Getting Around Croatia by Plane
Travelling around Croatia by air is by far the quickest means of getting around the country. There are numerous daily flights in Croatia that will enable you to get around easily. The country’s main airline, Croatia Airlines, operates regular services between Zagreb and other airports within the country, including Dubrovnik, Split, Pula and Zadar, and there are also flights between some of these airports as well.
Getting Around Croatia by Train
Trains in Croatia generally feature most within the country’s interior, and far less so along the coast. Zagreb is, of course, the central hub of the train network, and within Croatia there’s a high frequency of routes to and from the capital. The two most useful coastal destinations connected to Zagreb by train are Rijeka and Split. Ticket prices vary depending on the type of train you take i.e. inter-city (ICN in Croatian), fast (brzi) or passenger (putnicki) train. Some train tickets have an additional supplement that needs to be paid (6 or 16 Kunas, again dependent on the type of train) although these have been included in the prices listed above. ICN trains are the fastest and therefore the most expensive, but not all train types operate on all routes.Route, timetable and price details can be found at Croatia Railways website and Die Bahn. Tickets can be booked online through Voyages Sncf UK website for tickets at least 7 days in advance of travel.
Getting Around Croatia by Bus
The bus service in Croatia is first class: from frequent express buses that cover longer distances that are reasonably comfortable right down to bus connections between the smallest villages in the country. In almost every larger town, there is a large (or large-ish) bus terminal (autobusni kolodvor) where tickets are sold and timetables are clearly displayed.
Taxis in Croatia
You will be able to find taxis at all of the airports in Croatia and in all of the towns. Your hotel will be able to organize them for you also. Taxis are metered, but you can also ask in advance for the price. Taxis along the coast are more expensive than those in Zageb.
There are also shuttle services at many airports and you might prefer to take bus shuttles between airports and towns, and then take a taxi to your accommodation. Many taxis companies will be able to arrange for a car seat however, you will need to pre-book one (unless you are bringing your own car seat). Remember to inspect the car seat before the taxi leaves.
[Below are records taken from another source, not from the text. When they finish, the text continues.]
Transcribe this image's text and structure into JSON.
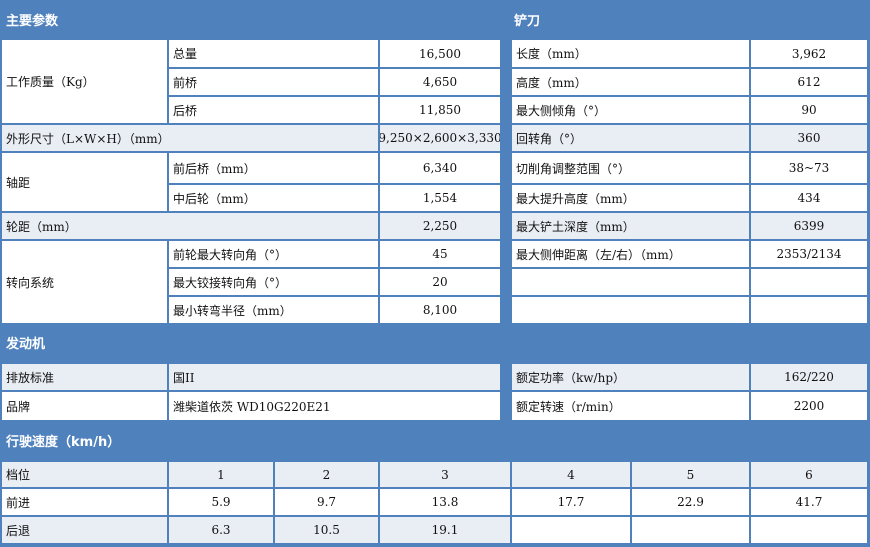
{
  "main_params": {
    "title": "主要参数",
    "weight": {
      "label": "工作质量（Kg）",
      "items": [
        {
          "label": "总量",
          "value": "16,500"
        },
        {
          "label": "前桥",
          "value": "4,650"
        },
        {
          "label": "后桥",
          "value": "11,850"
        }
      ]
    },
    "dimensions": {
      "label": "外形尺寸（L×W×H）（mm）",
      "value": "9,250×2,600×3,330"
    },
    "wheelbase": {
      "label": "轴距",
      "items": [
        {
          "label": "前后桥（mm）",
          "value": "6,340"
        },
        {
          "label": "中后轮（mm）",
          "value": "1,554"
        }
      ]
    },
    "track": {
      "label": "轮距（mm）",
      "value": "2,250"
    },
    "steering": {
      "label": "转向系统",
      "items": [
        {
          "label": "前轮最大转向角（°）",
          "value": "45"
        },
        {
          "label": "最大铰接转向角（°）",
          "value": "20"
        },
        {
          "label": "最小转弯半径（mm）",
          "value": "8,100"
        }
      ]
    }
  },
  "blade": {
    "title": "铲刀",
    "items": [
      {
        "label": "长度（mm）",
        "value": "3,962"
      },
      {
        "label": "高度（mm）",
        "value": "612"
      },
      {
        "label": "最大侧倾角（°）",
        "value": "90"
      },
      {
        "label": "回转角（°）",
        "value": "360"
      },
      {
        "label": "切削角调整范围（°）",
        "value": "38~73"
      },
      {
        "label": "最大提升高度（mm）",
        "value": "434"
      },
      {
        "label": "最大铲土深度（mm）",
        "value": "6399"
      },
      {
        "label": "最大侧伸距离（左/右）（mm）",
        "value": "2353/2134"
      }
    ]
  },
  "engine": {
    "title": "发动机",
    "emission": {
      "label": "排放标准",
      "value": "国II"
    },
    "brand": {
      "label": "品牌",
      "value": "潍柴道依茨 WD10G220E21"
    },
    "power": {
      "label": "额定功率（kw/hp）",
      "value": "162/220"
    },
    "speed": {
      "label": "额定转速（r/min）",
      "value": "2200"
    }
  },
  "travel_speed": {
    "title": "行驶速度（km/h）",
    "gear_label": "档位",
    "gears": [
      "1",
      "2",
      "3",
      "4",
      "5",
      "6"
    ],
    "forward_label": "前进",
    "forward": [
      "5.9",
      "9.7",
      "13.8",
      "17.7",
      "22.9",
      "41.7"
    ],
    "reverse_label": "后退",
    "reverse": [
      "6.3",
      "10.5",
      "19.1",
      "",
      "",
      ""
    ]
  },
  "colors": {
    "header": "#4F81BD",
    "shaded": "#E9EDF4"
  }
}
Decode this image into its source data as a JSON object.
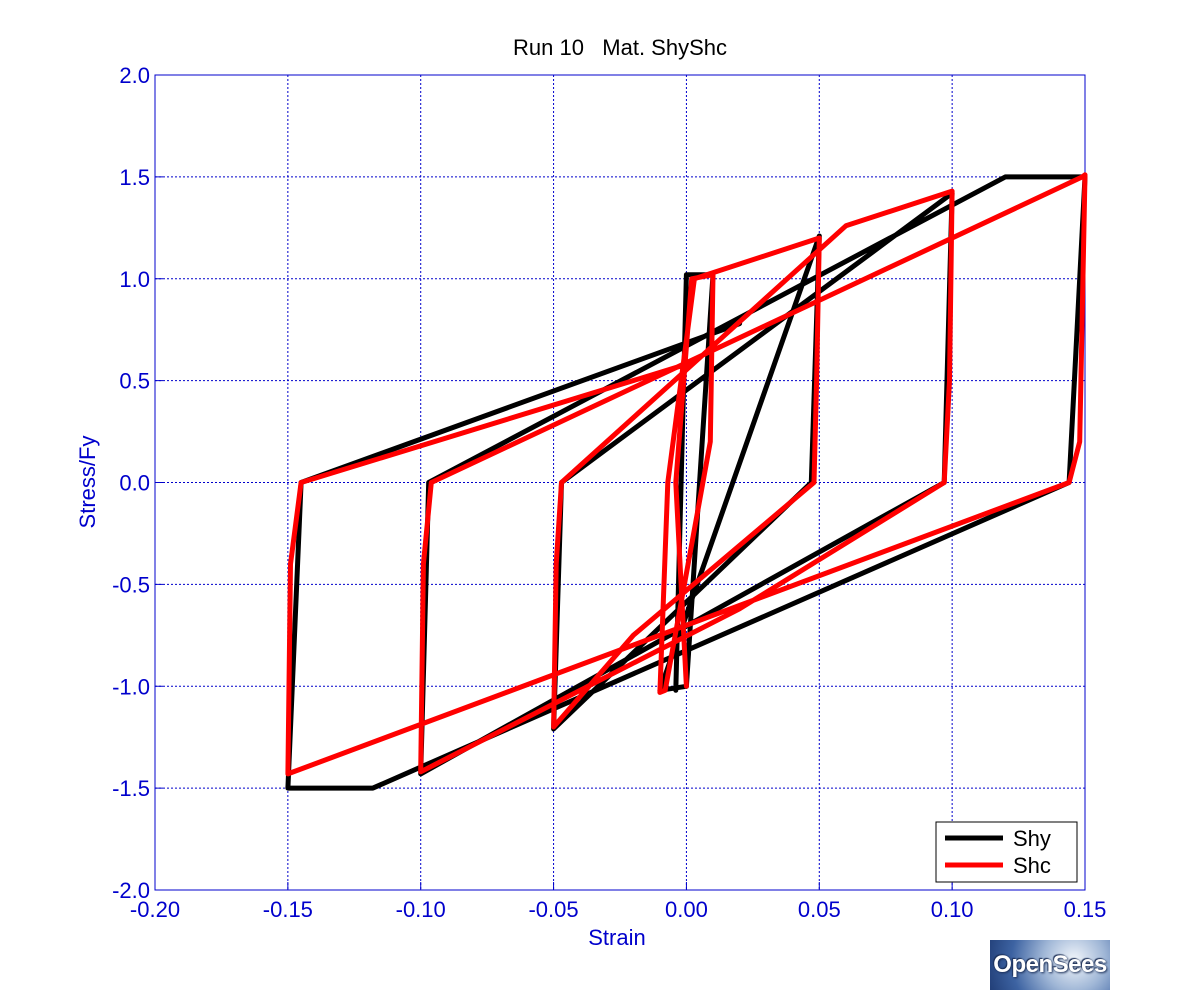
{
  "chart_data": {
    "type": "line",
    "title": "Run 10   Mat. ShyShc",
    "xlabel": "Strain",
    "ylabel": "Stress/Fy",
    "xlim": [
      -0.2,
      0.15
    ],
    "ylim": [
      -2.0,
      2.0
    ],
    "xticks": [
      -0.2,
      -0.15,
      -0.1,
      -0.05,
      0.0,
      0.05,
      0.1,
      0.15
    ],
    "xtick_labels": [
      "-0.20",
      "-0.15",
      "-0.10",
      "-0.05",
      "0.00",
      "0.05",
      "0.10",
      "0.15"
    ],
    "yticks": [
      2.0,
      1.5,
      1.0,
      0.5,
      0.0,
      -0.5,
      -1.0,
      -1.5,
      -2.0
    ],
    "ytick_labels": [
      "2.0",
      "1.5",
      "1.0",
      "0.5",
      "0.0",
      "-0.5",
      "-1.0",
      "-1.5",
      "-2.0"
    ],
    "grid": true,
    "legend_position": "bottom-right",
    "series": [
      {
        "name": "Shy",
        "color": "#000000",
        "segments": [
          [
            [
              -0.004,
              -1.02
            ],
            [
              0.0,
              1.02
            ],
            [
              0.01,
              1.02
            ],
            [
              0.0,
              -1.0
            ],
            [
              -0.01,
              -1.02
            ],
            [
              0.05,
              1.21
            ],
            [
              0.047,
              0.0
            ],
            [
              -0.05,
              -1.21
            ],
            [
              -0.047,
              0.0
            ],
            [
              0.1,
              1.42
            ],
            [
              0.097,
              0.0
            ],
            [
              -0.1,
              -1.43
            ],
            [
              -0.097,
              0.0
            ],
            [
              0.12,
              1.5
            ],
            [
              0.15,
              1.5
            ],
            [
              0.144,
              0.0
            ],
            [
              -0.118,
              -1.5
            ],
            [
              -0.15,
              -1.5
            ],
            [
              -0.145,
              0.0
            ],
            [
              0.02,
              0.78
            ]
          ]
        ]
      },
      {
        "name": "Shc",
        "color": "#ff0000",
        "segments": [
          [
            [
              0.0,
              -1.0
            ],
            [
              -0.004,
              0.0
            ],
            [
              0.002,
              1.0
            ],
            [
              0.01,
              1.02
            ],
            [
              0.009,
              0.2
            ],
            [
              -0.008,
              -1.02
            ],
            [
              -0.01,
              -1.03
            ],
            [
              -0.007,
              0.0
            ],
            [
              0.003,
              1.0
            ],
            [
              0.05,
              1.2
            ],
            [
              0.049,
              0.5
            ],
            [
              0.048,
              0.0
            ],
            [
              -0.02,
              -0.75
            ],
            [
              -0.05,
              -1.2
            ],
            [
              -0.049,
              -0.4
            ],
            [
              -0.047,
              0.0
            ],
            [
              0.06,
              1.26
            ],
            [
              0.1,
              1.43
            ],
            [
              0.099,
              0.5
            ],
            [
              0.097,
              0.0
            ],
            [
              0.02,
              -0.62
            ],
            [
              -0.1,
              -1.42
            ],
            [
              -0.099,
              -0.4
            ],
            [
              -0.096,
              0.0
            ],
            [
              0.149,
              1.5
            ],
            [
              0.15,
              1.51
            ],
            [
              0.148,
              0.2
            ],
            [
              0.144,
              0.0
            ],
            [
              -0.15,
              -1.43
            ],
            [
              -0.149,
              -0.4
            ],
            [
              -0.147,
              -0.2
            ],
            [
              -0.145,
              0.0
            ],
            [
              0.0,
              0.58
            ]
          ]
        ]
      }
    ]
  },
  "logo": {
    "text": "OpenSees"
  }
}
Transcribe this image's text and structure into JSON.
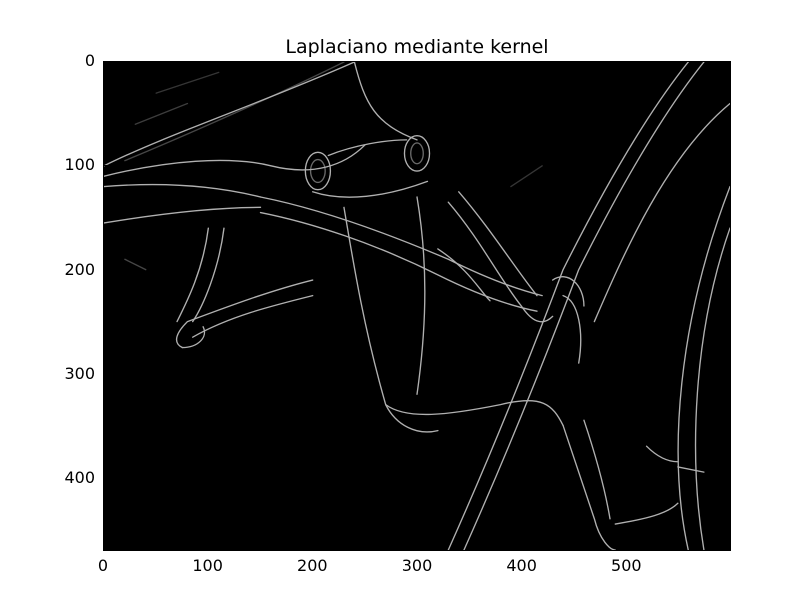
{
  "figure": {
    "title": "Laplaciano mediante kernel"
  },
  "axes": {
    "x_ticks": [
      "0",
      "100",
      "200",
      "300",
      "400",
      "500"
    ],
    "x_values": [
      0,
      100,
      200,
      300,
      400,
      500
    ],
    "y_ticks": [
      "0",
      "100",
      "200",
      "300",
      "400"
    ],
    "y_values": [
      0,
      100,
      200,
      300,
      400
    ],
    "xlim": [
      0,
      600
    ],
    "ylim": [
      470,
      0
    ],
    "image_background": "#000000",
    "edge_color": "#d8d8d8"
  }
}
Sometimes car seats have been damaged and your should not use it if there are any cracks or dents in it or if the harness is frayed or if it damaged.
Driving in Croatia
If you plan to drive in Croatia, then you should be prepared for fast drivers, cars overtaking you in places that make your heart skip a beat and parking in very tight spaces. Many airlines allow you to take a car seat onboard free of charge so if you will be renting a car this might be a good option to consider. If you are travelling with an older child, you might consider bringing a travel booster seat. If you are renting a car be sure to book a car seat in advance. If you are travelling to Croatia at peak season, book well in advance to ensure availability.
Driving in Croatia is safe and a great way to see many more sites that you could on a bus or train. The motorway system in Croatia has greatly improved in recent years thanks to some rather extensive road building. The main motorway south – to Dubrovnik – is currently constructed as far as Ploce, which is about 100km north of Dubrovnik (along the coast).
The most picturesque route in Croatia is the Adriatic road (Jadranska magistrala) which connects Rijeka and Dubrovnik.You’ll regularly come across petrol stations when driving, which all offer unleaded and diesel as standard. If you need road assistance, the Croatian Auto Club Emergency Service (Tel: 987).